Si Indiana est un film de fiction et Deliver Us un documentaire, ils traitent tous deux du pouvoir des superstitions lorsque vient le temps d’encaisser les coups durs. Une intéressante façon de terminer un marathon Fantasia 2017.

Indiana de Toni Comas

Film délicat qu’il faut aborder sous son angle dramatique plutôt que surnaturel, Indiana est une oeuvre qui se démarque par sa démarche. C’est en faisant de la recherche pour un documentaire sur les phénomènes paranormaux que Toni Comas a rencontré les hommes qui ont inspirés la création de ses personnages principaux, deux enquêteurs de l’inhabituel, les Spirit Doctors.

Michael (Gabe Fazio) a le cœur brisé et est un peu désabusé devant ce que la vie lui offre. Josh (Bradford West) n’a que sa passion pour les phénomènes étranges afin de meubler ses journées. Le film suit leur quotidien dans un mid-ouest rural, alors qu’ils offrent un exorcisme par-ci, une purification par-là, mais surtout une oreille attentive et dénuée de jugement à ceux qui ne savent où se tourner.

Si le film a été réalisé avec peu de budget, il sait tirer profit de chaque ressource et offre une mise en scène cohérente et maîtrisée. Bien que le scénario soit simple, l’intelligence du propos donne une profondeur et une direction au film, l’éloignant de l’habituelle obsession de la véracité des faits (propre au film d’enquête), pour l’amener à s’interroger sur la véritable nature du mal. Indiana veut parler de l’horreur qui habite la vie ordinaire et des moyens que les gens prennent pour trouver la paix. Un film sans prétention et magnifiquement humain.

Deliver Us de Federica Di Giacomo

Le réflexe des gens religieux lorsqu’ils sont confrontés au mal, soit-il issu de la colère, de la dépendance, de la maladie mentale ou simplement de l’ignorance, est de se tourner vers le pouvoir absolu en lequel ils placent leur foi. Le documentaire de Federica Di Giacomo, Deliver Us, s’intéresse à la relation qu’entretiennent les gens de Sicile avec une certaine église spécialisée dans un rite religieux particulier.

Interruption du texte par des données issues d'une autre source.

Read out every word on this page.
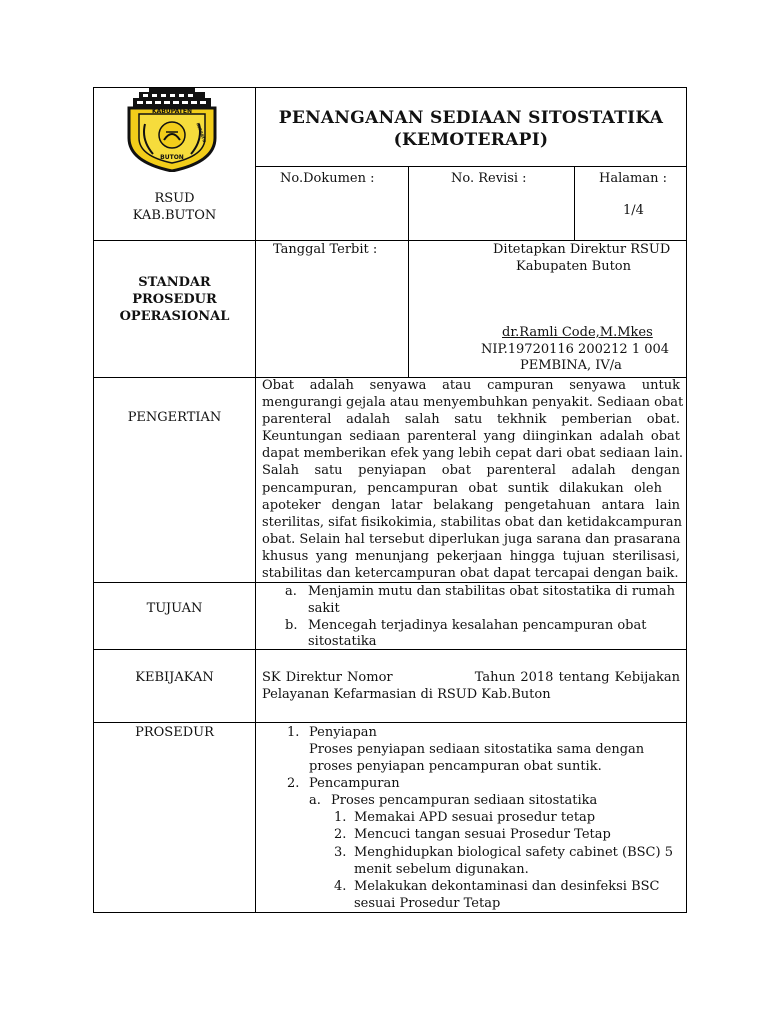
KABUPATEN
BERSATU
BUTON
RSUD
KAB.BUTON
PENANGANAN SEDIAAN SITOSTATIKA
(KEMOTERAPI)
No.Dokumen :	No. Revisi :	Halaman :
1/4
STANDAR
PROSEDUR
OPERASIONAL
Tanggal Terbit :	Ditetapkan Direktur RSUD
Kabupaten Buton
dr.Ramli Code,M.Mkes
NIP.19720116 200212 1 004
PEMBINA, IV/a
PENGERTIAN
Obat adalah senyawa atau campuran senyawa untuk
mengurangi gejala atau menyembuhkan penyakit. Sediaan obat
parenteral adalah salah satu tekhnik pemberian obat.
Keuntungan sediaan parenteral yang diinginkan adalah obat
dapat memberikan efek yang lebih cepat dari obat sediaan lain.
Salah satu penyiapan obat parenteral adalah dengan
pencampuran, pencampuran obat suntik dilakukan oleh
apoteker dengan latar belakang pengetahuan antara lain
sterilitas, sifat fisikokimia, stabilitas obat dan ketidakcampuran
obat. Selain hal tersebut diperlukan juga sarana dan prasarana
khusus yang menunjang pekerjaan hingga tujuan sterilisasi,
stabilitas dan ketercampuran obat dapat tercapai dengan baik.
TUJUAN
a. Menjamin mutu dan stabilitas obat sitostatika di rumah
sakit
b. Mencegah terjadinya kesalahan pencampuran obat
sitostatika
KEBIJAKAN	SK Direktur Nomor                Tahun 2018 tentang Kebijakan
Pelayanan Kefarmasian di RSUD Kab.Buton
PROSEDUR	1. Penyiapan
Proses penyiapan sediaan sitostatika sama dengan
proses penyiapan pencampuran obat suntik.
2. Pencampuran
a. Proses pencampuran sediaan sitostatika
1. Memakai APD sesuai prosedur tetap
2. Mencuci tangan sesuai Prosedur Tetap
3. Menghidupkan biological safety cabinet (BSC) 5
menit sebelum digunakan.
4. Melakukan dekontaminasi dan desinfeksi BSC
sesuai Prosedur Tetap
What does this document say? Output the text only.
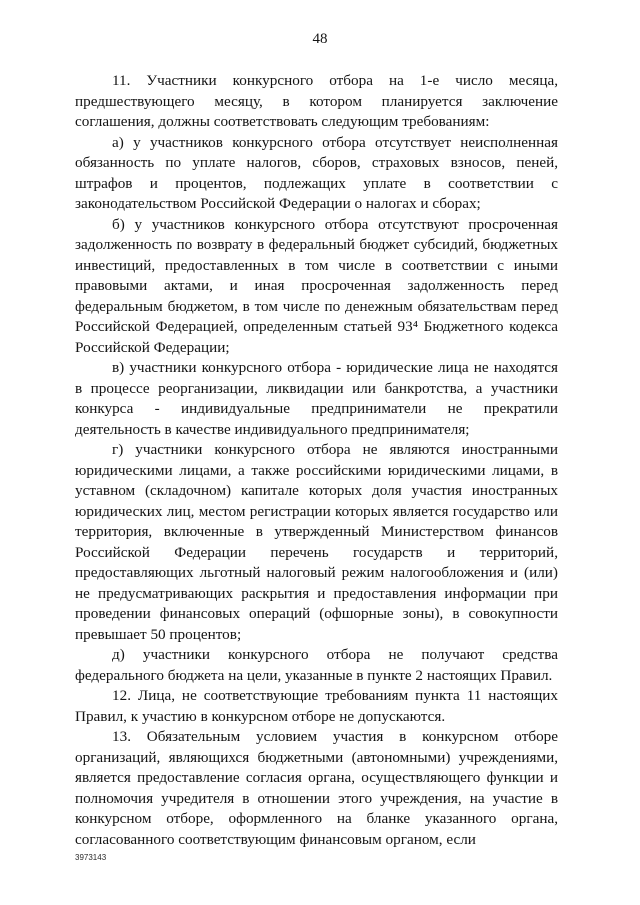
48

11. Участники конкурсного отбора на 1-е число месяца, предшествующего месяцу, в котором планируется заключение соглашения, должны соответствовать следующим требованиям:

а) у участников конкурсного отбора отсутствует неисполненная обязанность по уплате налогов, сборов, страховых взносов, пеней, штрафов и процентов, подлежащих уплате в соответствии с законодательством Российской Федерации о налогах и сборах;

б) у участников конкурсного отбора отсутствуют просроченная задолженность по возврату в федеральный бюджет субсидий, бюджетных инвестиций, предоставленных в том числе в соответствии с иными правовыми актами, и иная просроченная задолженность перед федеральным бюджетом, в том числе по денежным обязательствам перед Российской Федерацией, определенным статьей 93⁴ Бюджетного кодекса Российской Федерации;

в) участники конкурсного отбора - юридические лица не находятся в процессе реорганизации, ликвидации или банкротства, а участники конкурса - индивидуальные предприниматели не прекратили деятельность в качестве индивидуального предпринимателя;

г) участники конкурсного отбора не являются иностранными юридическими лицами, а также российскими юридическими лицами, в уставном (складочном) капитале которых доля участия иностранных юридических лиц, местом регистрации которых является государство или территория, включенные в утвержденный Министерством финансов Российской Федерации перечень государств и территорий, предоставляющих льготный налоговый режим налогообложения и (или) не предусматривающих раскрытия и предоставления информации при проведении финансовых операций (офшорные зоны), в совокупности превышает 50 процентов;

д) участники конкурсного отбора не получают средства федерального бюджета на цели, указанные в пункте 2 настоящих Правил.

12. Лица, не соответствующие требованиям пункта 11 настоящих Правил, к участию в конкурсном отборе не допускаются.

13. Обязательным условием участия в конкурсном отборе организаций, являющихся бюджетными (автономными) учреждениями, является предоставление согласия органа, осуществляющего функции и полномочия учредителя в отношении этого учреждения, на участие в конкурсном отборе, оформленного на бланке указанного органа, согласованного соответствующим финансовым органом, если

3973143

La première scène donne le ton. Filmée de dos, une femme est assise devant le prêtre qui administre le rituel. Tranquillement la femme s’anime. Sa voix gutturale crie des insanités. Le prêtre demeure impassible. Exorciser les gens de leurs démons est son travail quotidien.

La caméra de Di Giacomo est respectueuse et pudique. On ne sent pas la recherche du sensationnalisme, mais plutôt une envie de connaître les gens qui se tournent vers la religion, alors que tout le reste semble les avoir abandonnés. Un père de famille est démuni devant son adolescente rebelle. Un jeune homme violent ne sait plus comment contenir sa rage. Une femme, qui vient régulièrement se faire exorciser depuis des années, se demande « Suis-je malade ou suis-je possédée? », sans trouver de réponse. Le film traverse le quotidien de ce prêtre qui distribue les exorcismes sur ses heures de bureau, tentant d’aider ses paroissiens au meilleur de ses connaissances.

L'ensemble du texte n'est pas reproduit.